Book Review: Jeremy Lundmark’s “The Fury of God”

fury of god

fury-of-god-cover-lundmarkJeremy Lundmark’s book, The Fury of God, represents a much-needed and overdue corrective to so much of the recent Christian nice-guy-God books regarding the character of God. Lundmark challenges the current view that sees God as the warm and fuzzy, always tolerant grandfather, rather than the holy and righteous Father of Jesus Christ portrayed in the Bible.

Lundmark refutes the cliché that the God of the Old Testament is not the same as the God of the New (angry God/loving God), pointing out that there is as much grace in the Old as there is wrath in the New (pp. 10-11). He also opposes that odd view that it’s God’s angel, rather than God himself, who brings judgment upon evil, as if that gets God off the hook.

He sheds light on the faulty notion that God was always trying something new to get people saved, trying but often failing to accomplish his purpose. He asks, “Who wants a trying and failing God?”

Lundmark strives to maintain a clear balance between the characters of the Father and the Son, for there can be no moral division possible between God and Jesus, the one being wrathful and the other loving (pp. 13-14).

Moreover, if we don’t know what makes God angry, we have no motivation to fear him—and a never-angry God appears to be merely another church idol made in our own image. He reminds us that the death of humans is the symbol of God’s ongoing hatred of sin, and that a God who can’t be angry is at the same time a God who doesn’t think that sin is all that bad (p. 19-22).
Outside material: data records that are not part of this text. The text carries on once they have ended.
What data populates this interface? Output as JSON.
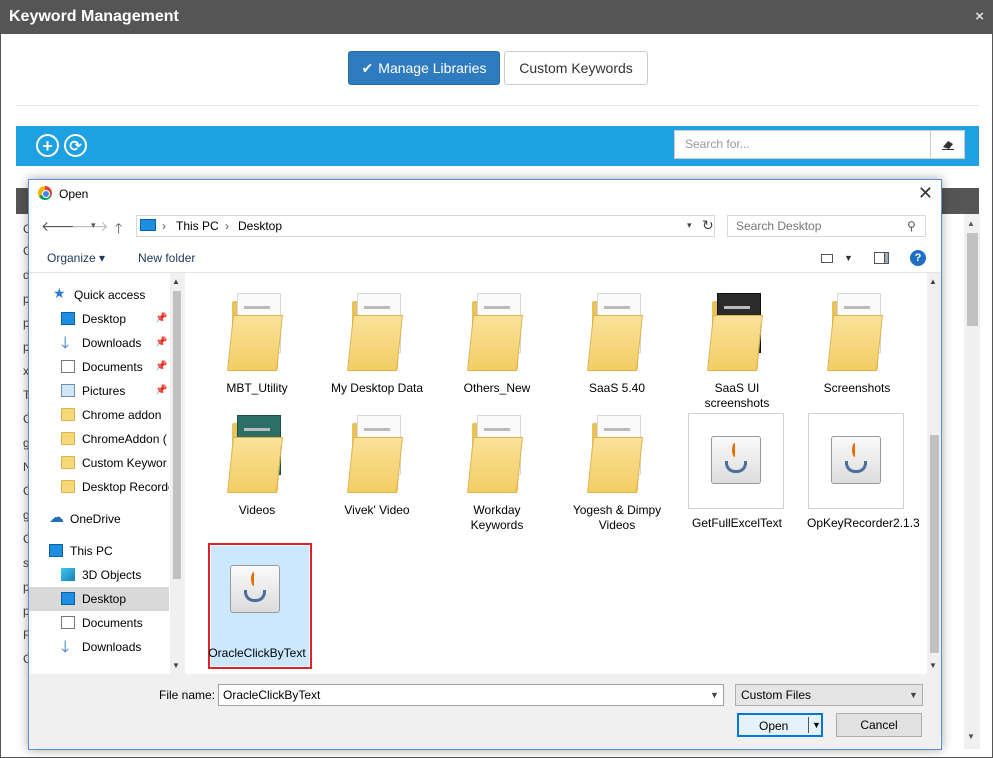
{
  "window": {
    "title": "Keyword Management",
    "close_glyph": "×"
  },
  "tabs": {
    "manage_label": "Manage Libraries",
    "custom_label": "Custom Keywords"
  },
  "toolbar": {
    "search_placeholder": "Search for..."
  },
  "background_rows": [
    "C",
    "C",
    "d",
    "p",
    "p",
    "p",
    "x",
    "T",
    "C",
    "g",
    "N",
    "C",
    "g",
    "C",
    "s",
    "p",
    "p",
    "R",
    "C"
  ],
  "dialog": {
    "title": "Open",
    "breadcrumb": [
      "This PC",
      "Desktop"
    ],
    "search_placeholder": "Search Desktop",
    "organize_label": "Organize ▾",
    "new_folder_label": "New folder",
    "help_glyph": "?",
    "nav_items": [
      {
        "label": "Quick access",
        "icon": "star-icon"
      },
      {
        "label": "Desktop",
        "icon": "desktop-icon",
        "pinned": true
      },
      {
        "label": "Downloads",
        "icon": "download-icon",
        "pinned": true
      },
      {
        "label": "Documents",
        "icon": "document-icon",
        "pinned": true
      },
      {
        "label": "Pictures",
        "icon": "pictures-icon",
        "pinned": true
      },
      {
        "label": "Chrome addon",
        "icon": "folder-icon"
      },
      {
        "label": "ChromeAddon (",
        "icon": "folder-icon"
      },
      {
        "label": "Custom Keywor",
        "icon": "folder-icon"
      },
      {
        "label": "Desktop Recorde",
        "icon": "folder-icon"
      },
      {
        "label": "OneDrive",
        "icon": "cloud-icon"
      },
      {
        "label": "This PC",
        "icon": "pc-icon"
      },
      {
        "label": "3D Objects",
        "icon": "cube-icon"
      },
      {
        "label": "Desktop",
        "icon": "desktop-icon",
        "selected": true
      },
      {
        "label": "Documents",
        "icon": "document-icon"
      },
      {
        "label": "Downloads",
        "icon": "download-icon"
      }
    ],
    "files": [
      {
        "name": "MBT_Utility",
        "type": "folder"
      },
      {
        "name": "My Desktop Data",
        "type": "folder"
      },
      {
        "name": "Others_New",
        "type": "folder"
      },
      {
        "name": "SaaS 5.40",
        "type": "folder"
      },
      {
        "name": "SaaS UI screenshots",
        "type": "folder"
      },
      {
        "name": "Screenshots",
        "type": "folder"
      },
      {
        "name": "Videos",
        "type": "folder"
      },
      {
        "name": "Vivek' Video",
        "type": "folder"
      },
      {
        "name": "Workday Keywords",
        "type": "folder"
      },
      {
        "name": "Yogesh & Dimpy Videos",
        "type": "folder"
      },
      {
        "name": "GetFullExcelText",
        "type": "java"
      },
      {
        "name": "OpKeyRecorder2.1.3",
        "type": "java"
      },
      {
        "name": "OracleClickByText",
        "type": "java",
        "selected": true
      }
    ],
    "file_name_label": "File name:",
    "file_name_value": "OracleClickByText",
    "file_type": "Custom Files",
    "open_label": "Open",
    "cancel_label": "Cancel"
  }
}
The author stands firmly against misguided theology that eliminates all anger from the Father’s and the Son’s character, then proceeds to get rid of all anger from Christians. He argues that anger in human beings, although too often sinful, is essentially part of the image of God stamped upon us. This theme is picked up later (pp. 182-183) to ask the critical question, What does it really mean to be “like Christ”? The What-Would-Jesus-Do wristband crowd imagines that it always implies something nice and loving, but why wouldn’t it in some cases imply anger at some evil or injustice?

It may be that an angry Jesus is not much welcomed in today’s church, but it’s impossible to subtract this aspect of his character from the New Testament. Even John the Baptist predicted that the coming of Jesus would mean the radical separation of people. And Jesus himself said that he did not come to bring peace on earth, but rather a sword of division (Mt. 10:34).
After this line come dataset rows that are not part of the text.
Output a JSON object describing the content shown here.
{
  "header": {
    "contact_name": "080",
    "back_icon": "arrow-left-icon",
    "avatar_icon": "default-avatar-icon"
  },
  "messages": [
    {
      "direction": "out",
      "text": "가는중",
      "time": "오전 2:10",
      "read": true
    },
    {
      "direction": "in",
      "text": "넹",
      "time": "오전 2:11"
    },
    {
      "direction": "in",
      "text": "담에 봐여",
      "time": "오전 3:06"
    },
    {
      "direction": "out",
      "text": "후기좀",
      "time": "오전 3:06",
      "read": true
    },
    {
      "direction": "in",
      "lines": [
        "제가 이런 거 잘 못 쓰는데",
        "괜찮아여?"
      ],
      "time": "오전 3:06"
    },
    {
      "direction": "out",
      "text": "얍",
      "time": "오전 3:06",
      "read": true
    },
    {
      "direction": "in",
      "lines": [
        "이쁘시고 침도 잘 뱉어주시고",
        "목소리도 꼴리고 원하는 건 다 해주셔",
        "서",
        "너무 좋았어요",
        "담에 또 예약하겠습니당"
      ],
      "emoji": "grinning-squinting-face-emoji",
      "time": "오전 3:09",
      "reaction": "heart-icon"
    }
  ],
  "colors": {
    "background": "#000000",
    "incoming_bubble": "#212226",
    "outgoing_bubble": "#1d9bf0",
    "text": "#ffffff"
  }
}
When we see God as only and always “loving,” then when tragedy strikes we may judge him unloving. But a God angry at sin and who brings judgment as a consequence is not synonymous with a mean God—God’s fury is a deliberate compassionate action on the part of a loving and gracious Father. A point that Lundmark makes clear throughout the book. Also, the biblical concept of “passive wrath” (God stepping back and letting people taste the natural—bad—fruit of their sin, or no longer protecting them from evil or attack) would go a long way to help people understand the nature of God’s wrath.

These and other similar points overturn a sloppy, sentimental, and dangerous theology that removes any severity on the part of God.

The reader may misunderstand a few points in the book—for example, whether tragedy is always directly connected to someone’s sin, or if God still loves people when they are sinning. Also, the reason for the introduction of the husband’s authority in the home may seem out of place in the light of the book’s main thrust regarding God’s wrath (pp. 133-135).

Additionally, Lundmark might attract some debate by his comparison in Chapter 5 of Korah’s rebellion against Moses with our modern resistance to the authority of church leaders. Over the years, many corrupt church leaders have used this view to beat down legitimate resistance to power over their congregations. Today’s ordination to church service is not the same as Moses’ ordination to liberate the people of God.

But such minor points do not take away from his powerful message that God must be understood within the biblical context, not within the context of the always easygoing God of today’s folk-religion Christianity.

The Fury of God is one of the best new books on the subject I’ve read. I very much like Lundmark’s theme that God must be God, and that we cannot reconstruct the nature of God with the flimsy materials derived from today’s culture, even today’s Christian culture. The book might prove too offensive to many of our churchgoers who don’t like to hear that God can be wrathful toward sin and evil, or that on occasion God does bring pain, but it does accurately reflect the biblical portrait of God. To replace the traditional view of God with the now popular view shaped by a leveling secular culture will certainly guarantee the continued impoverishment of the church.

Lundmark is an urgent voice crying in the Christian-publication wilderness with a message that we have deliberately chosen not to hear. But isn’t it time for our pulpits to regain the central themes that made preaching so powerful in previous generations? The lack of them is now made abundantly manifest in the weak and innocuous church life that has so little measureable impact upon our world. We may only hope that the church will listen to him.